Learning to segment prostate cancer by aggressiveness from scribbles in bi-parametric MRI
This work addresses the problem of reducing annotation effort for clinicians in prostate cancer diagnosis, though it is incremental as it extends an existing loss method.
The paper tackles prostate cancer segmentation by aggressiveness in MRI using weak scribble annotations, achieving a lesion-wise Cohen's kappa score of 0.29 ± 0.07 with only 6.35% of voxels for training, approaching the fully-supervised baseline of 0.32 ± 0.05 and reporting the highest known score of 0.276 ± 0.037 on the ProstateX-2 challenge dataset.

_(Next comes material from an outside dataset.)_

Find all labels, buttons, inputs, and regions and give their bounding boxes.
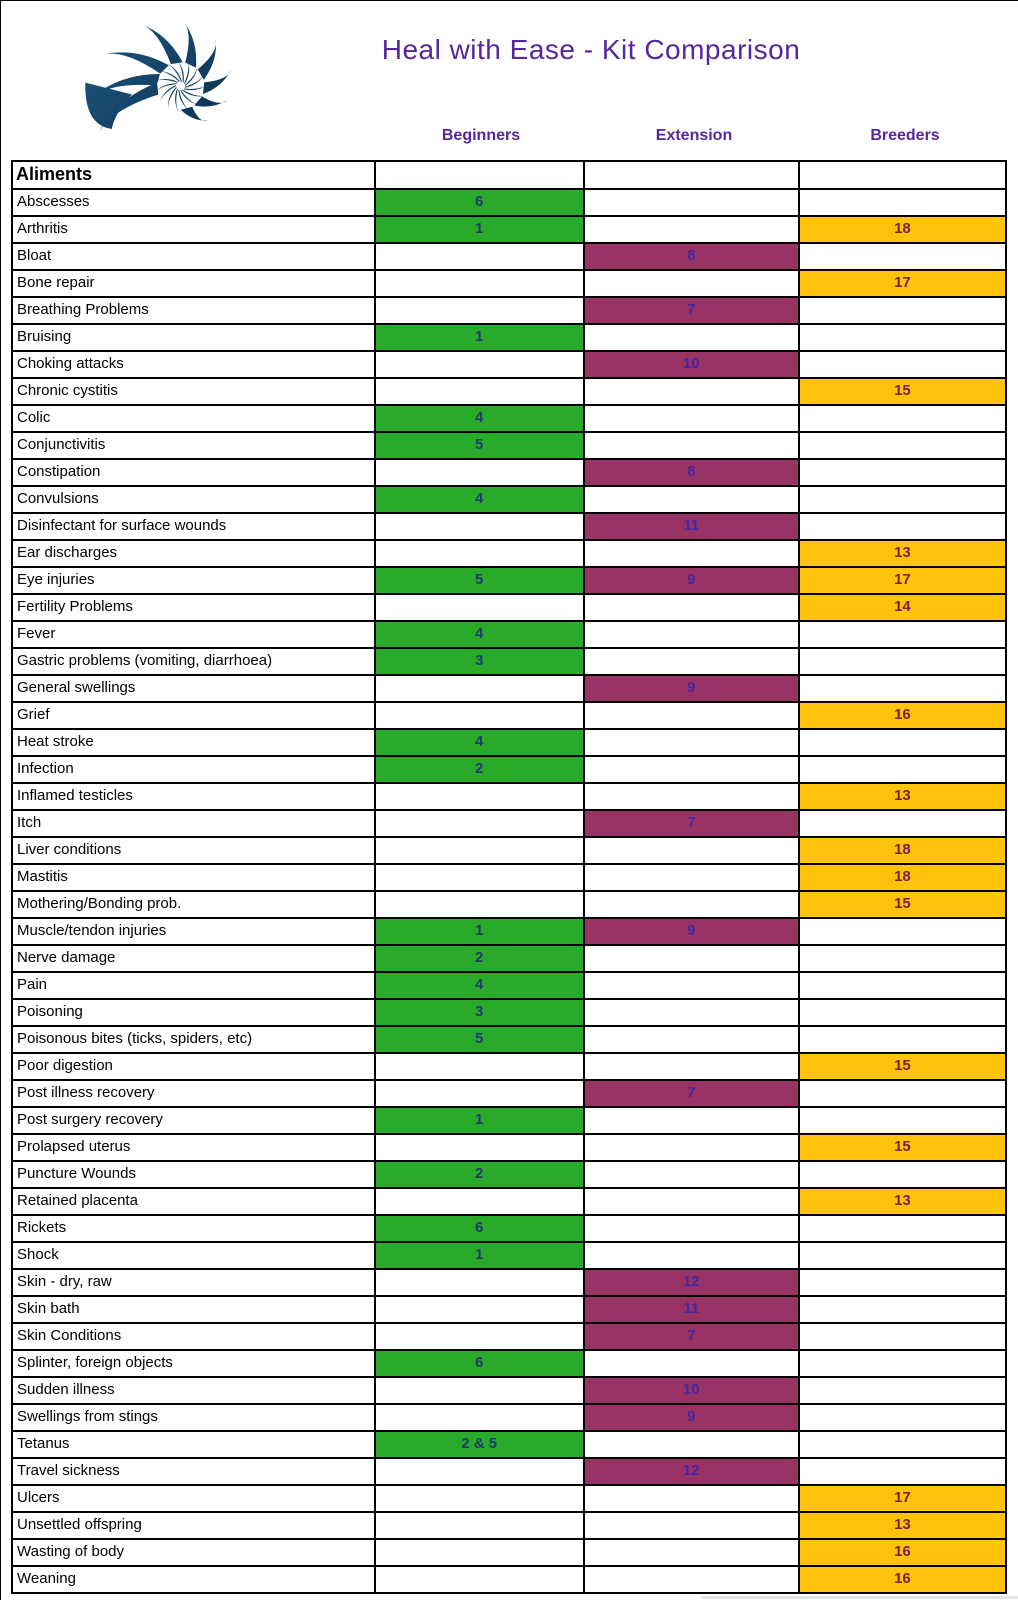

In this work, we propose a deep U-Net based model to tackle the challenging task of prostate cancer segmentation by aggressiveness in MRI based on weak scribble annotations. This model extends the size constraint loss proposed by Kervadec et al. 1 in the context of multiclass detection and segmentation task. This model is of high clinical interest as it allows training on prostate biopsy samples and avoids time-consuming full annotation process. Performance is assessed on a private dataset (219 patients) where the full ground truth is available as well as on the ProstateX-2 challenge database, where only biopsy results at different localisations serve as reference. We show that we can approach the fully-supervised baseline in grading the lesions by using only 6.35% of voxels for training. We report a lesion-wise Cohen's kappa score of 0.29 $\pm$ 0.07 for the weak model versus 0.32 $\pm$ 0.05 for the baseline. We also report a kappa score (0.276 $\pm$ 0.037) on the ProstateX-2 challenge dataset with our weak U-Net trained on a combination of ProstateX-2 and our dataset, which is the highest reported value on this challenge dataset for a segmentation task to our knowledge.